„Im Frühjahr hatte eine Null-Risiko-Strategie noch den Hauch einer Chance. Jetzt nicht. Das Virus lässt sich nicht ausgrenzen.“

Wer erinnert sich an Mitterteich? Im März hatte die örtliche Brauerei in Bayern zum Starkbier eingeladen – zur „Massen-Schluckimpfung“. Bald gab es nichts mehr zu lachen. Deutschlands oberster Stimmungskiller Markus Söder ließ in Mitterteich eine Ausgangssperre verhängen. Lokale Verbote wie in Berchtesgaden gab es schon im Frühjahr.
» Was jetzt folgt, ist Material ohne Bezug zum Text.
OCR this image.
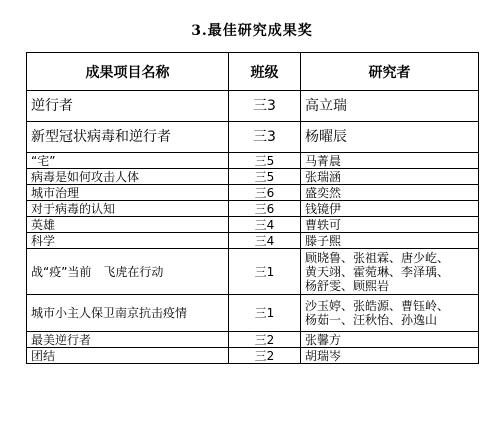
3.最佳研究成果奖
成果项目名称	班级	研究者
逆行者	三3	高立瑞
新型冠状病毒和逆行者	三3	杨曜辰
“宅”	三5	马菁晨
病毒是如何攻击人体	三5	张瑞涵
城市治理	三6	盛奕然
对于病毒的认知	三6	钱镜伊
英雄	三4	曹轶可
科学	三4	滕子熙
战“疫”当前　飞虎在行动	三1	顾晓鲁、张祖霖、唐少屹、
黄天翊、霍菀琳、李泽瑀、
杨舒雯、顾熙岩
城市小主人保卫南京抗击疫情	三1	沙玉婷、张皓源、曹钰岭、
杨茹一、汪秋怡、孙逸山
最美逆行者	三2	张馨方
团结	三2	胡瑞岑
Bevor das ganze Land zum Hotspot wird, ist es besser, minimalinvasiv vorzugehen. Ein kleinräumiger Ansatz ist kräfteschonend und verhältnismäßig, kurzum: ein Gebot der praktischen Vernunft.

Indes hat die Methode ihre Grenzen. Erfolgversprechend ist sie in Kleinstädten und Landkreisen. Schon einzelne Bezirke in Berlin sind so groß, dass ihre Isolierung die gesamte Metropole in Mitleidenschaft ziehen würde. Ähnlich ist es im Ruhrgebiet. Hier stellt sich die Kontrolle eines Lockdowns anders dar als in Berchtesgaden. Wenn die Zahl der Infektionen steigt, werden Lockdowns folgen – lokal, regional, national.

Die stärkste Stimmung von allen ist die Sehnsucht nach Normalität, im Parlament angefangen, das sich in der Pandemie an den Rand drängen ließ. Der Bundestag hat im März dem Gesundheitsminister weitreichende Kompetenzen gegeben. In der Notsituation sollten die Herrschenden durchregieren – und das haben sie dann auch getan.

Das Rad zurückzudrehen, ist schwer. Erstens sind die Zahlen so schlecht wie im Frühjahr. Zweitens hat sich der Minister nicht einer Amtsanmaßung schuldig gemacht. Wenn jemand überhastet reagiert hat, dann eher das Parlament.

Im Frühjahr hatte eine Null-Risiko-Strategie noch den Hauch einer Chance. Jetzt nicht. Das Virus lässt sich nicht ausgrenzen. Es wird erst aufhören, wenn es keinen mehr anstecken kann. Das Ziel jedes Lockdowns, ob in Berchtesgaden oder landesweit, ist Zeitgewinn. Das ist schon alles. Und sehr viel.